Media and Political Culture in the Eighteenth Century
The eighteenth century, in which the Royal Academy of Letters was created in Stockholm, was a time of intense political discussion. Concepts such as human rights and social equality were beginning to take shape in Europe and North America. Critical views spread through a variety of media which undermined the power structures of the Old Regime, gossip, newspapers, libels, memoirs, chroniques scandaleuses, engravings, etc.

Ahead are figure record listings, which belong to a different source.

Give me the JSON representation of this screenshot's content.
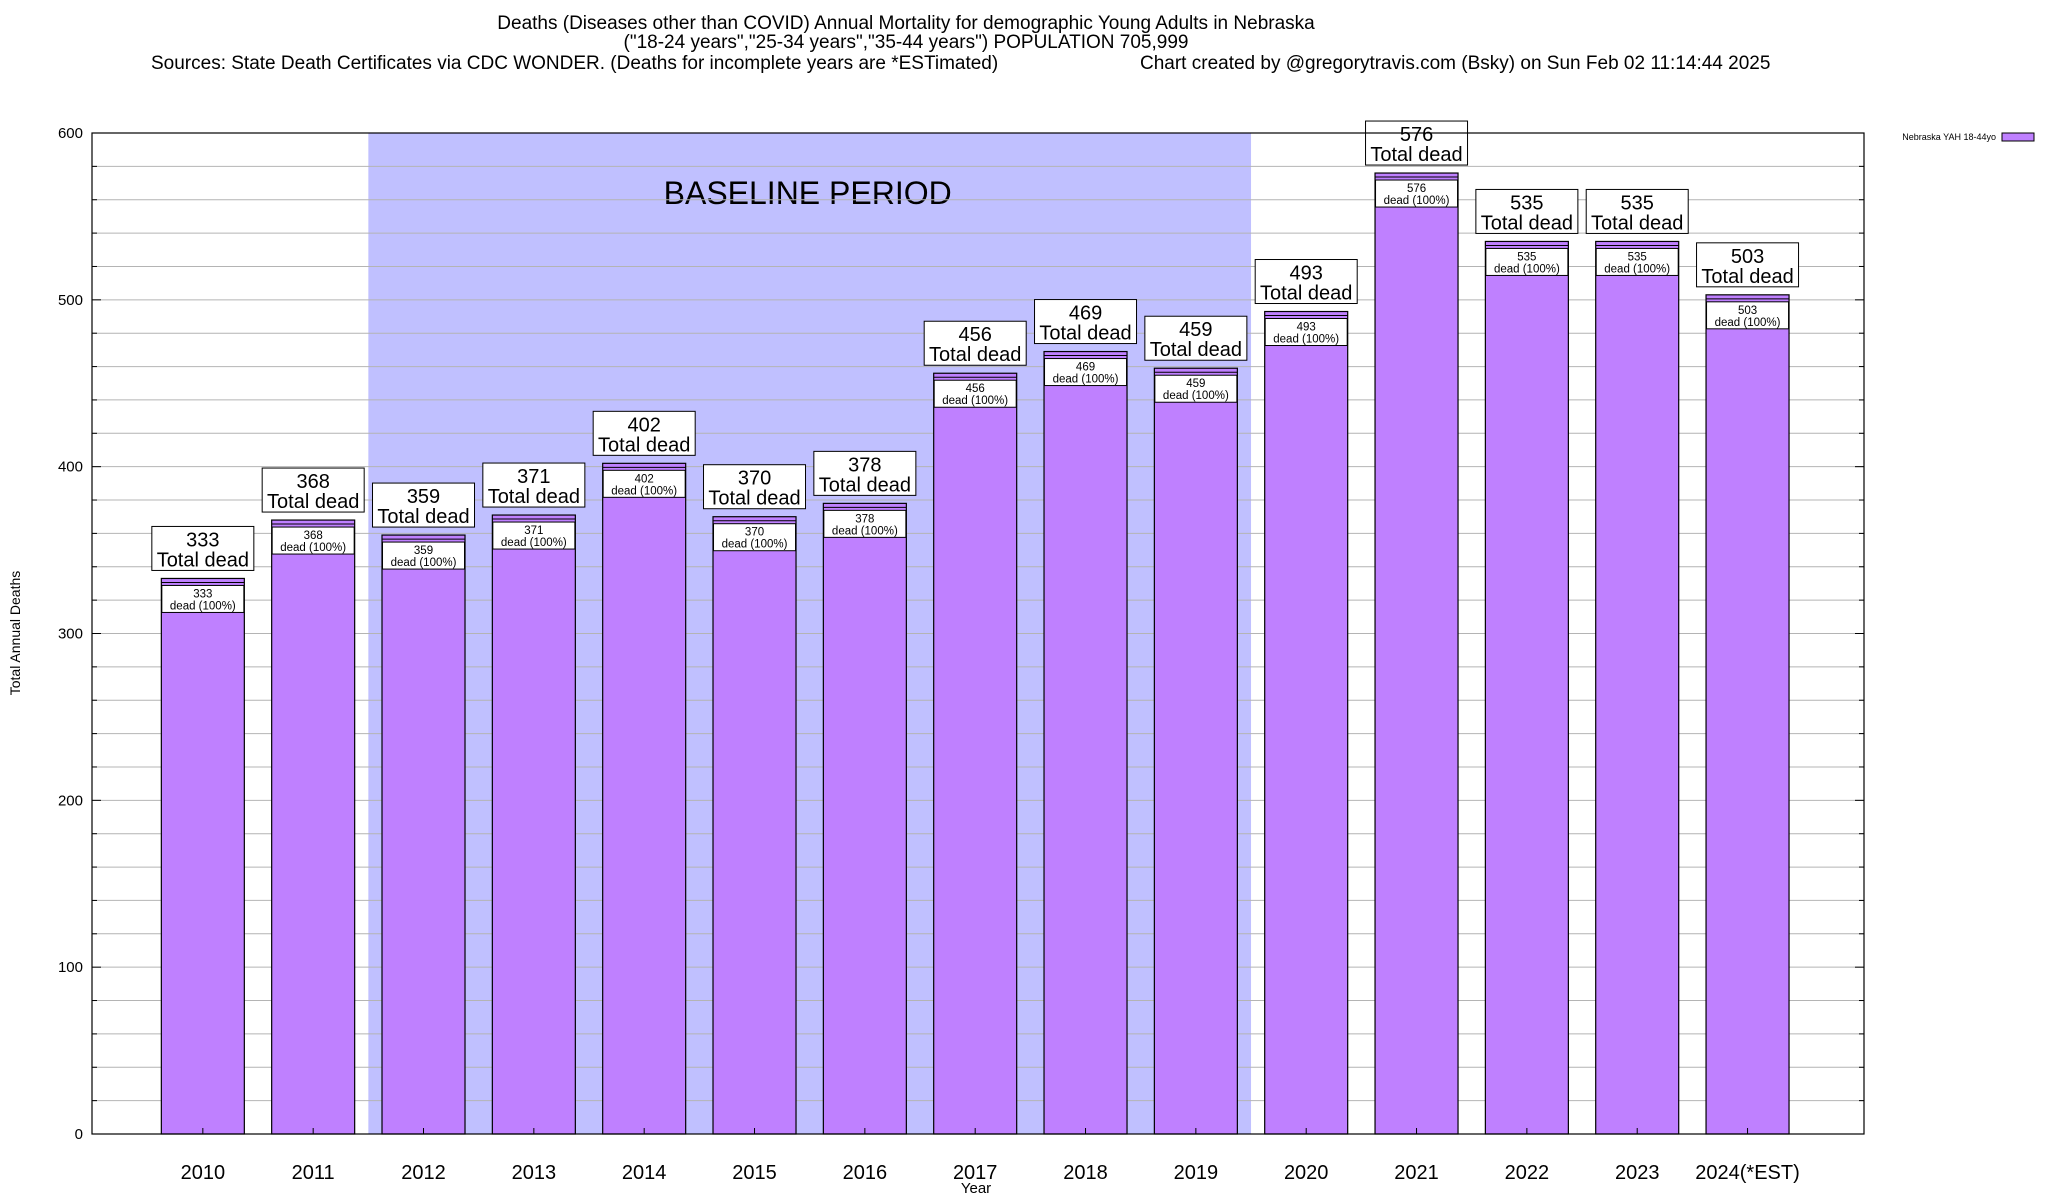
{
  "chart_data": {
    "type": "bar",
    "title_line1": "Deaths (Diseases other than COVID) Annual Mortality for demographic Young Adults in Nebraska",
    "title_line2": "(\"18-24 years\",\"25-34 years\",\"35-44 years\") POPULATION 705,999",
    "sources": "Sources: State Death Certificates via CDC WONDER. (Deaths for incomplete years are *ESTimated)",
    "credit": "Chart created by @gregorytravis.com (Bsky) on Sun Feb 02 11:14:44 2025",
    "xlabel": "Year",
    "ylabel": "Total Annual Deaths",
    "ylim": [
      0,
      600
    ],
    "y_ticks": [
      0,
      100,
      200,
      300,
      400,
      500,
      600
    ],
    "grid": true,
    "legend": {
      "label": "Nebraska YAH 18-44yo",
      "position": "top-right"
    },
    "baseline": {
      "label": "BASELINE PERIOD",
      "from": "2012",
      "to": "2019"
    },
    "categories": [
      "2010",
      "2011",
      "2012",
      "2013",
      "2014",
      "2015",
      "2016",
      "2017",
      "2018",
      "2019",
      "2020",
      "2021",
      "2022",
      "2023",
      "2024(*EST)"
    ],
    "series": [
      {
        "name": "Nebraska YAH 18-44yo",
        "values": [
          333,
          368,
          359,
          371,
          402,
          370,
          378,
          456,
          469,
          459,
          493,
          576,
          535,
          535,
          503
        ]
      }
    ],
    "top_label_suffix": "Total dead",
    "inner_label_suffix": "dead (100%)",
    "colors": {
      "bar": "#bf80ff",
      "bar_outline": "#000000",
      "baseline_fill": "#c0c0ff"
    }
  }
}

When the Royal Academy of Letters celebrated its 250th anniversary in 2003, one of the events was a symposium in Stockholm entitled ‘Media and Political Culture in the Eighteenth Century’. The present volume includes the contributions of the four keynote lecturers, John Brewer, Robert Darnton, Carla Hesse and Jean Sgard.
The British historian JOHN BREWER is currently Professor of Humanities and Social Sciences at California Institute of Technology.
The American scholar ROBERT DARNTON is Professor of European History at Princeton University.
The American scholar CARLA HESSE is Professor of History at the University of California, Berkeley.
The French press historian JEAN SGARD has been Professor of French Literature at the Université Stendhal in Grenoble 1969-1994.
The editor, MARIE-CHRISTINE SKUNCKE, is Professor of Comparative Literature at Uppsala University.